As Rubin et al, one method of selection signature identification in a genome-scale study is pooled heterozygosity (Hp) calculation.

“Hp = 2ƩnMAJƩnMIN/( ƩnMAJ + ƩnMIN)^2, where nMAJ and nMIN are the numbers of reads corresponding to the most and least abundant allele, respectively, the sum of theses parameters calculated for SNPs in a defined window (40kb for example) across the genome. Then Hp is Z-transformed.

Many articles use this method but unfortunately, I cannot find any command to do this in the supplementary materials. Also, Google did not answer my question after a lot of searching.

My question here is actually the third question on this issue, but the previous two questions have unfortunately not been answered.
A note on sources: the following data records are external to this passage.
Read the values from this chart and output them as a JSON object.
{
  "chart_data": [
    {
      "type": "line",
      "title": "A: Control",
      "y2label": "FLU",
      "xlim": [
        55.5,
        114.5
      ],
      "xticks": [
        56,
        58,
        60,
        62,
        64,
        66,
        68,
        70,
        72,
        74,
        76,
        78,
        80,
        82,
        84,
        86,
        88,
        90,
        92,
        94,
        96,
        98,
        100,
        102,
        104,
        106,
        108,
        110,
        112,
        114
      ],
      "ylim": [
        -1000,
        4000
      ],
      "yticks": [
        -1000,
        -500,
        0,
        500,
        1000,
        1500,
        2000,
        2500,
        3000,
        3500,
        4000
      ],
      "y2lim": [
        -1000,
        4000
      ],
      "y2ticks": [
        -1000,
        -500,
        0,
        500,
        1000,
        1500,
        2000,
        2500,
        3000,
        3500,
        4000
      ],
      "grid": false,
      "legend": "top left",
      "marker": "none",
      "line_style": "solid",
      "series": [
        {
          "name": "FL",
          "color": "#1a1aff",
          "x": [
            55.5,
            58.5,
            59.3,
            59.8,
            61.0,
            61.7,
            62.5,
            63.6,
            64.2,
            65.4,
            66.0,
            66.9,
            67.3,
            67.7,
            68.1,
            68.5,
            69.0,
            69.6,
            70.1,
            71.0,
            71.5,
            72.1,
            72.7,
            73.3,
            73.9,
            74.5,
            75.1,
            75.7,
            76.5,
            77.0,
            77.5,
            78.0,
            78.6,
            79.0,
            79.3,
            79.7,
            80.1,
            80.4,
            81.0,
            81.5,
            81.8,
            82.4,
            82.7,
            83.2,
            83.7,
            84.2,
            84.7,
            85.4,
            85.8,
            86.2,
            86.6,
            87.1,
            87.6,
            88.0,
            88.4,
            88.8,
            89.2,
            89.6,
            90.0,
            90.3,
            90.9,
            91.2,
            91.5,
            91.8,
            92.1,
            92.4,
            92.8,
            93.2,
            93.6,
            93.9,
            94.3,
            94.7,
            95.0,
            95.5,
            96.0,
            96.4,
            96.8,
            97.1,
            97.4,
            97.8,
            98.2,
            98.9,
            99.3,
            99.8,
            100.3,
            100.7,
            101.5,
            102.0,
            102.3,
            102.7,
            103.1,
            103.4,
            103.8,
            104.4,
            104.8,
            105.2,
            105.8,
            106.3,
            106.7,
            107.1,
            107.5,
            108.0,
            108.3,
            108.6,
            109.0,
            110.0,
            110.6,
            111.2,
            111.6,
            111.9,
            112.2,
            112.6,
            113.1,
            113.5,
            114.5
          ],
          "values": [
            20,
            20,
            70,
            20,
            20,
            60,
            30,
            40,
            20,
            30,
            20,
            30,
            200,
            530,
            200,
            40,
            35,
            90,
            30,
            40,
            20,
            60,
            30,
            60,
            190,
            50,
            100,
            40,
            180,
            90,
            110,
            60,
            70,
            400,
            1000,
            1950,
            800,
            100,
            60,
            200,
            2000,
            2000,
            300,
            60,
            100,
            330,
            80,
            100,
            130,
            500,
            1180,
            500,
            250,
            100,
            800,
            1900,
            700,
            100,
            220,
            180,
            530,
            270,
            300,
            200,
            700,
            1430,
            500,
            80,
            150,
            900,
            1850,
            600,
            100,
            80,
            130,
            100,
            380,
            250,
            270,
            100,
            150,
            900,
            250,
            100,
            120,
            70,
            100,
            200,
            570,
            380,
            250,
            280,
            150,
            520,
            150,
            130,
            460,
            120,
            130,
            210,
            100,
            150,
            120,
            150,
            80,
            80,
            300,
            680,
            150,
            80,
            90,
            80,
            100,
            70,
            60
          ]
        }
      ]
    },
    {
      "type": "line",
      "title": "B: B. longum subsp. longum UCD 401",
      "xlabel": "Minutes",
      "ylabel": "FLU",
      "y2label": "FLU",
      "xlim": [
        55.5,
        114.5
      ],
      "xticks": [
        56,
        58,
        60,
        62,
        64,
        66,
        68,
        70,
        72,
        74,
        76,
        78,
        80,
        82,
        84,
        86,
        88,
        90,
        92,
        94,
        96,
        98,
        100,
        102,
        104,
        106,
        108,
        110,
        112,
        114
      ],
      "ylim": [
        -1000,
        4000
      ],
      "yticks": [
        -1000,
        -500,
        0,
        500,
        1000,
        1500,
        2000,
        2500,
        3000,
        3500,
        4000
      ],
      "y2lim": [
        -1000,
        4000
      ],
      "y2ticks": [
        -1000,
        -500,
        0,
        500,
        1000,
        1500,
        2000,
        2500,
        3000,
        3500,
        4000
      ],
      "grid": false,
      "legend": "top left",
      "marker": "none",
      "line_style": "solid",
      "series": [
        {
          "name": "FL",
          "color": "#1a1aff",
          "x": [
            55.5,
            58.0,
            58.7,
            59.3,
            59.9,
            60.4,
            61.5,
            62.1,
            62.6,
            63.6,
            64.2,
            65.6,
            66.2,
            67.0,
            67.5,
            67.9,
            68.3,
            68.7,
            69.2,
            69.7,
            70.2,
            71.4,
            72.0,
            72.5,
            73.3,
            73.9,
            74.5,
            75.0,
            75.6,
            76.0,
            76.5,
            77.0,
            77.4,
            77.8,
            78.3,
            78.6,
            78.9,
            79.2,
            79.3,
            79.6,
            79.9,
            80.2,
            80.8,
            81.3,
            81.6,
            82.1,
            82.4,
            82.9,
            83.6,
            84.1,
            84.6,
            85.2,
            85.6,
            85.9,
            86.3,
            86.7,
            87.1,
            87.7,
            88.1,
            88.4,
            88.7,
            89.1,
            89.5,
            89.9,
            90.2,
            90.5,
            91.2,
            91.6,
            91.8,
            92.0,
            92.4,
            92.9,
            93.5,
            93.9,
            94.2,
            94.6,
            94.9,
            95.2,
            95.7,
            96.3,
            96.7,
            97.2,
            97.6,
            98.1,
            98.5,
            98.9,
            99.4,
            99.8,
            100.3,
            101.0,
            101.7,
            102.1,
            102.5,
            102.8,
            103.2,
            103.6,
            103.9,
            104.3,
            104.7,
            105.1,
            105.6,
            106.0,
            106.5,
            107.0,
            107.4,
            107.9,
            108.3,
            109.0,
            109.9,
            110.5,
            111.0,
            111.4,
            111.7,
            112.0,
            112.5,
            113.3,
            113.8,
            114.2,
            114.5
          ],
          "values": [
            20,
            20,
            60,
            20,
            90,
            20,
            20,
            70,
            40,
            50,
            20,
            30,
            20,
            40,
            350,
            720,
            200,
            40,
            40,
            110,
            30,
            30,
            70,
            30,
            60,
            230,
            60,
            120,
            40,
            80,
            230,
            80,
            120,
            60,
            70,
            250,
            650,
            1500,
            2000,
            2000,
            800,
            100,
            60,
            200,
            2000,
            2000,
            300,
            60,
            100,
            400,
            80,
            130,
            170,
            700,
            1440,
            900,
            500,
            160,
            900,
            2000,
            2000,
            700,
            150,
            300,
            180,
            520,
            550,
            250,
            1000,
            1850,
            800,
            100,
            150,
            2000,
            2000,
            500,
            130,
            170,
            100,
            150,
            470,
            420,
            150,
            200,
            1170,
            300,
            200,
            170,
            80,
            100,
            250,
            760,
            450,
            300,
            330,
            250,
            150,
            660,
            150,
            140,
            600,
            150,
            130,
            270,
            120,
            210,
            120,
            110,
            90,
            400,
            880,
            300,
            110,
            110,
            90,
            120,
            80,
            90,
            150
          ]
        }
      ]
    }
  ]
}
I hope this time with your help I can find an answer to this question.

How can I get nMAJ and nMIN from a multi-sample VCF file (produced by GATK) and then calculate Hp?

Thanks in advance

VCF Population-Genetics WGS Selective-sweep • 1.5k views

ADD COMMENT • link updated 22 months ago by wonde2000 • 0 • written 3.5 years ago by reza ▴ 300

0

Entering edit mode

Hi, I'm having the exactly same issue here. I want to calculate the pooled He using Rubin's method. I have tried to find the script how to calculate it in many paper but could not find any. Now I am trying to write a function to calculate it, but my concern is whether I'm doing it properly.

I wonder how did you cope with it in the end. Thank you anyways posting this question so that I know I'm not the only one having the problem.